FRIDAY, APRIL 29: In 1872, the global community was hardly “thinking green,” yet one man—Julius Morton—was already writing with fury about environmental stewardship, when he instituted Arbor Day. That first year, Morton’s holiday saw the planting of 1 million trees; each year since, Arbor Day has grown in popularity. (Get facts, info, ideas and more at ArborDay.org.)
Today, Americans get their hands dirty while planting and caring for the nation’s trees and forests. However, dates for this worldwide observance vary across the hemispheres; and some countries celebrate entire tree-themed weeks.

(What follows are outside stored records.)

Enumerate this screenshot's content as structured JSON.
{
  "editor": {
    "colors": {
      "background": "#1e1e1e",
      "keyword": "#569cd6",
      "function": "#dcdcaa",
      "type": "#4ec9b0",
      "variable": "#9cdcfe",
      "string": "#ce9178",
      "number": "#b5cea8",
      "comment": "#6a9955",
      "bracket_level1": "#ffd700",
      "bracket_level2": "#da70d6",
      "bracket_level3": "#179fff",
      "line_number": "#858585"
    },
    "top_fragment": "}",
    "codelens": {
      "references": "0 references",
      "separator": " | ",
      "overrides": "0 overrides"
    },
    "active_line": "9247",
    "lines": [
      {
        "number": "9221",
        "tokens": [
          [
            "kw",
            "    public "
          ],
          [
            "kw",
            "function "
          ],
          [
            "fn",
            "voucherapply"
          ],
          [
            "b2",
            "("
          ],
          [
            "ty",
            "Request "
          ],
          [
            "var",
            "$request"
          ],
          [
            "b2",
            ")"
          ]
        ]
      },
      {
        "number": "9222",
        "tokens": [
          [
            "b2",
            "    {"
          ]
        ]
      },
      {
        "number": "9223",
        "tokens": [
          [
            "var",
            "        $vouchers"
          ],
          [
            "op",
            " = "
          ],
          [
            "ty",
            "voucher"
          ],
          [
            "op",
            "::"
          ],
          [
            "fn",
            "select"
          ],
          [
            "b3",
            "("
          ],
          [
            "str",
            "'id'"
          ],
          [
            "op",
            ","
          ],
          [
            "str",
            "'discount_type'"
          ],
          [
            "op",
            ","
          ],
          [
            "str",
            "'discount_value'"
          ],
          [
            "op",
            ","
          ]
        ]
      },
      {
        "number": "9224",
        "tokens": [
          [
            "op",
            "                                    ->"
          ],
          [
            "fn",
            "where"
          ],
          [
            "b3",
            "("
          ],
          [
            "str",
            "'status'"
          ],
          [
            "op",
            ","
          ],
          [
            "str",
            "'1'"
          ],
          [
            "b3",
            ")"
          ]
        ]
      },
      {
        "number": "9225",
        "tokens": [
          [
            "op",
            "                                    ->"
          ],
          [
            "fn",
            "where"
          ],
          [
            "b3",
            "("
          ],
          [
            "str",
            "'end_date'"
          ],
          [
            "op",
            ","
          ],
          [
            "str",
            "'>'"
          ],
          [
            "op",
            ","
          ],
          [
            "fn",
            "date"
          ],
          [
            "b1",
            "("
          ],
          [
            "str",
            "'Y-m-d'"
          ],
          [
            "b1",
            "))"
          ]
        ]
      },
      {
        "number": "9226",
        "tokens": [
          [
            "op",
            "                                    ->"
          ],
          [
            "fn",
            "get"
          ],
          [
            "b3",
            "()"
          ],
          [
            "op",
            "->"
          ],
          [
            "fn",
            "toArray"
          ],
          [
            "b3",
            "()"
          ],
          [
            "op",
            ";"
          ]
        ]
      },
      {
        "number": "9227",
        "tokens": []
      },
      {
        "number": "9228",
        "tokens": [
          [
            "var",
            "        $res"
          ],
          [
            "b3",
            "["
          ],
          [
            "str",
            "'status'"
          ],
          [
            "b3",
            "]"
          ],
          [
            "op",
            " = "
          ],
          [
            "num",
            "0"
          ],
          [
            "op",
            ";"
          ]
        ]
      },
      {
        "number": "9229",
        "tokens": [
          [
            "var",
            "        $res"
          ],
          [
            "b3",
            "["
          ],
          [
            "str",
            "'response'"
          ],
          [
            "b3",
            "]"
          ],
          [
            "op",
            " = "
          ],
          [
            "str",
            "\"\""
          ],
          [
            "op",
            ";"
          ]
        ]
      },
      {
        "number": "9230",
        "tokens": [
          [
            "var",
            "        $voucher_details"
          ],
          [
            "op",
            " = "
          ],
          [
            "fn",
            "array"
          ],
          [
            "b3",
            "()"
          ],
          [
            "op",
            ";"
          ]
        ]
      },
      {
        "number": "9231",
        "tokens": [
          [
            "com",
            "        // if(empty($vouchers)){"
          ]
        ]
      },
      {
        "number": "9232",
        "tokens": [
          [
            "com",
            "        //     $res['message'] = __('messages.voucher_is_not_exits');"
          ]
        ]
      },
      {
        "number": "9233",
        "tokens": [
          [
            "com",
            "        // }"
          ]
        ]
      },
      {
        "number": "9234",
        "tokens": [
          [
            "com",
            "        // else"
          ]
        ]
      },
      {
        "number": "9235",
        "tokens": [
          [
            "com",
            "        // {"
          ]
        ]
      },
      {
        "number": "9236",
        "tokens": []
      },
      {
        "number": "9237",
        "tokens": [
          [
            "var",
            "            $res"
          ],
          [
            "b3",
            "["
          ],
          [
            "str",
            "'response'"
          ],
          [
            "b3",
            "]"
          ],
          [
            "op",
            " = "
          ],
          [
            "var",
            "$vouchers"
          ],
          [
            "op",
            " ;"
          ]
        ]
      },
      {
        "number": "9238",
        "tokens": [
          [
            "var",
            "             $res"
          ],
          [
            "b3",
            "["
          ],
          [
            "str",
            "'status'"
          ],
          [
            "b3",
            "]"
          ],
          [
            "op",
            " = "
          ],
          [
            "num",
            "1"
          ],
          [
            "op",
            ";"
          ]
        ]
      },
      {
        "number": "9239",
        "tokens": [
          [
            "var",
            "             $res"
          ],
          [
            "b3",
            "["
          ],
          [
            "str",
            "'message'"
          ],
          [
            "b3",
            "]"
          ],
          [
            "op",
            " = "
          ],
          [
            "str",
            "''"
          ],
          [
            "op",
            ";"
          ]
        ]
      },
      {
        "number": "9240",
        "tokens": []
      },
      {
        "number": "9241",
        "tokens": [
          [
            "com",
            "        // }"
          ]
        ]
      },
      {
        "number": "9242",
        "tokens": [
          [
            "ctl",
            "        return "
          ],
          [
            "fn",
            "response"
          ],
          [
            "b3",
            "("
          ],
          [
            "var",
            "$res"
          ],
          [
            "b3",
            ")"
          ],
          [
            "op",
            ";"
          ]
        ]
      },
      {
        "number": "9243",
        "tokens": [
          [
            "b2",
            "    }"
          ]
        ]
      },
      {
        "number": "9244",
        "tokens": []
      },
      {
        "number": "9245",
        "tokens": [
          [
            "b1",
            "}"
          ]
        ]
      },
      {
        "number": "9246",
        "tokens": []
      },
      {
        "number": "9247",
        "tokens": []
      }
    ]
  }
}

Julius Sterling Morton lived in Detroit, surrounded by nature and trees, when he and his wife made the journey with other pioneers to the Nebraska Territory in 1854. Once in Nebraska, it was easy for Morton to spread environmental information and his passion for trees; after all, he was editor of Nebraska’s first newspaper. (Wikipedia has details.)
Morton was right about the importance of trees, too: It’s been proven that trees improve quality of life in any community by absorbing harmful pollutants, protecting us from excessive winds, reducing noise pollution, moderating climate, conserving water and much more. (Kids can learn more from the Department of Natural Resources, or get craft ideas from Kaboose.)
If you think there are enough trees around your community already, American Forests may disagree: American Forests concludes that our nationwide tree deficit is more than 634 million trees.